Waste? Was I just waste of his life?
I know that Luke wrote this song, just for me. He could at least be a gentleman and not tell the whole world that it was written for me... After he got famous I got a giant amount of haters. They still write to me everyday about how I ruined Luke's life. I have given up on explaining myself every time. I get too many messages.

As I walked into the airport my heart shattered, I could even feel the sharp pieces cutting me on the inside. It reminded me of the day I went here to say goodbye to Luke.
He didn't tell me that he was leaving, and I found out just a minute too late.

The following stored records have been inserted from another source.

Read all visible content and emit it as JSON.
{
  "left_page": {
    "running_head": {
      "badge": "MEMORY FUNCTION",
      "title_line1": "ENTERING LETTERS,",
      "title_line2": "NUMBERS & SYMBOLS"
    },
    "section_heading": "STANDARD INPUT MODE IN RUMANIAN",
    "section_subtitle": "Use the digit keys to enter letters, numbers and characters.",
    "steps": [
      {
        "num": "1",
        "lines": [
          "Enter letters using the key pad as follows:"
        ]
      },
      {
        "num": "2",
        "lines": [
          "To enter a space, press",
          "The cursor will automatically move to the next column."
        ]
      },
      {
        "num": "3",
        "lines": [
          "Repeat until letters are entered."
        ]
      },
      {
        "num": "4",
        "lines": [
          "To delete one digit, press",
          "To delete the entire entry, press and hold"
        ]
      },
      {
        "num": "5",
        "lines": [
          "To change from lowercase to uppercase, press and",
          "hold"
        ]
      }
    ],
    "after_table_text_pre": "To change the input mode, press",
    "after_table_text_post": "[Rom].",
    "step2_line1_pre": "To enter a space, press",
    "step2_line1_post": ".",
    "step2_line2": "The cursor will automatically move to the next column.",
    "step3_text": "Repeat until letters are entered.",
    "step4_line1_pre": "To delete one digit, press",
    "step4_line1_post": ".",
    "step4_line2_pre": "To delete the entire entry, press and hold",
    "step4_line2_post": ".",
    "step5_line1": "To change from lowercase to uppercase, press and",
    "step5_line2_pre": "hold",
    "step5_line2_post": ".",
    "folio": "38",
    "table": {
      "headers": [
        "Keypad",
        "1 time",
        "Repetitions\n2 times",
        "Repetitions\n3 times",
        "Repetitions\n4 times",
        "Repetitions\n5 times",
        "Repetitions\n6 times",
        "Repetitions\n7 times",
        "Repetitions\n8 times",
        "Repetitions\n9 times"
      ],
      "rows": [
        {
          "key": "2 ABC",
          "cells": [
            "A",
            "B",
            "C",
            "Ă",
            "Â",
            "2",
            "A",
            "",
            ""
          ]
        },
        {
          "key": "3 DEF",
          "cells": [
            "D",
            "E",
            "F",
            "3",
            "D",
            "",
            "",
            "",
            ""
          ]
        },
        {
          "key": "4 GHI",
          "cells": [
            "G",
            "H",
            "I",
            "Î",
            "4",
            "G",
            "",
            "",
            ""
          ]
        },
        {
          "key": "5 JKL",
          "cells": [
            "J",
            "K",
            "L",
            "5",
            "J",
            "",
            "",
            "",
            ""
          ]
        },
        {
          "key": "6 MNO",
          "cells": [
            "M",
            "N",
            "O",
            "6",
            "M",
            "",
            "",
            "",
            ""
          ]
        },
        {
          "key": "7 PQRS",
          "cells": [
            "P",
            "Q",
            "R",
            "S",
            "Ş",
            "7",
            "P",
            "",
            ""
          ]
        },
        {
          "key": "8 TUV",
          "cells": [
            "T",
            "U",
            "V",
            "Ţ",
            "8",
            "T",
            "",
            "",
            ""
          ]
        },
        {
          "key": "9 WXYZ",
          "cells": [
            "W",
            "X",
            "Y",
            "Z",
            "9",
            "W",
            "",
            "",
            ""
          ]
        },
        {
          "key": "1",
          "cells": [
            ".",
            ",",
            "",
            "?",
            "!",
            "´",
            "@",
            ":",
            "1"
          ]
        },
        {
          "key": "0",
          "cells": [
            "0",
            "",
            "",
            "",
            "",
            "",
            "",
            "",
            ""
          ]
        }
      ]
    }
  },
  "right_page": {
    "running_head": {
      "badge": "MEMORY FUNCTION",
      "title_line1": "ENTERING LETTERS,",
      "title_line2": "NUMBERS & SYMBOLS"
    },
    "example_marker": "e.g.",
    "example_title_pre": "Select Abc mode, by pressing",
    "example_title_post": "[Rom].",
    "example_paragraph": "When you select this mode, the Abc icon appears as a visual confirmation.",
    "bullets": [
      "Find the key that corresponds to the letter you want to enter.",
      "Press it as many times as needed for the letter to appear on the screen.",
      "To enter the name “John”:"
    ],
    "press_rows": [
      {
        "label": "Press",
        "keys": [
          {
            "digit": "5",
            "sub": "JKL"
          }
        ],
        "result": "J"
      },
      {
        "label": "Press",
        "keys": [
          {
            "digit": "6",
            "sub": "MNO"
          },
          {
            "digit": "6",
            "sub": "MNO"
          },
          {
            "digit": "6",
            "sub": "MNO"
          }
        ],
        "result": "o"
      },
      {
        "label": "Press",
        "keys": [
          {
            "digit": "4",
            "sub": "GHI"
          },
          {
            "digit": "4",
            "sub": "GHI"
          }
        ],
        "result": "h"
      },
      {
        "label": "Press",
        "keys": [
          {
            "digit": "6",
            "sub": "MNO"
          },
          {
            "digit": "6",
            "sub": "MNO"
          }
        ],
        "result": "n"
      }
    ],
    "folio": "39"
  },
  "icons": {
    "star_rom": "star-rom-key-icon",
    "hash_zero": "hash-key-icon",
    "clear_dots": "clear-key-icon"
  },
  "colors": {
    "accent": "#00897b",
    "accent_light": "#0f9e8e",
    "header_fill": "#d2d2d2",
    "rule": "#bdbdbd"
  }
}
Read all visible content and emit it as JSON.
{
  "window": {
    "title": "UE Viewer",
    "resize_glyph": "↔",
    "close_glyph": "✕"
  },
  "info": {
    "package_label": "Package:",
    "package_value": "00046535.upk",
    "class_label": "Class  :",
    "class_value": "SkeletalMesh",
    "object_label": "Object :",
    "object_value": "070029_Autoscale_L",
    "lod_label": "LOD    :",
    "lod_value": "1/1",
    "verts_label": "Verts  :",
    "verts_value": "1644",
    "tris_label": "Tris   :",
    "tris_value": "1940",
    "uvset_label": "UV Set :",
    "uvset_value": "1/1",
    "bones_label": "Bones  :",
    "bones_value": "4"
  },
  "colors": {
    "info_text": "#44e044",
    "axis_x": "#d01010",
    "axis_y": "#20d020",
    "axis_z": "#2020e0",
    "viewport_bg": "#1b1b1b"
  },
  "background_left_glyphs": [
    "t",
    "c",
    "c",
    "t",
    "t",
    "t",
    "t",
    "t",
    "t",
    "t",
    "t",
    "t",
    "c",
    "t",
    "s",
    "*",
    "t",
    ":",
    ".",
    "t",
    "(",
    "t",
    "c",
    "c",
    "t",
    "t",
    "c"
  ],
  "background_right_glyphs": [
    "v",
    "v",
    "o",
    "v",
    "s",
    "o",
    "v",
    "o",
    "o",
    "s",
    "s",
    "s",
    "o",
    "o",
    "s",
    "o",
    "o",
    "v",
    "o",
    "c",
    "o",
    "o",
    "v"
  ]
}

I ran into the airport and towards the gates. I yelled his name multiple times as I saw him walk with the boys on the other side - where I wasn't allowed to go. Ashton looked back at me with a sad look on his face. I looked him directly in the eyes from a distance, He had shame written all over his face. Tears we streaming down my cheeks and I felt myself tearing apart.
Ashton nudged Luke and said something pointing towards me. Luke just shrugged. He didn't even move his head. And that's when it hit me how much of an asshole he really was.

He didn't care, he never had.

I stopped crying. I was left speechless.

~end of flashback~


I took a deep breath and pulled myself together. I really have to forget him.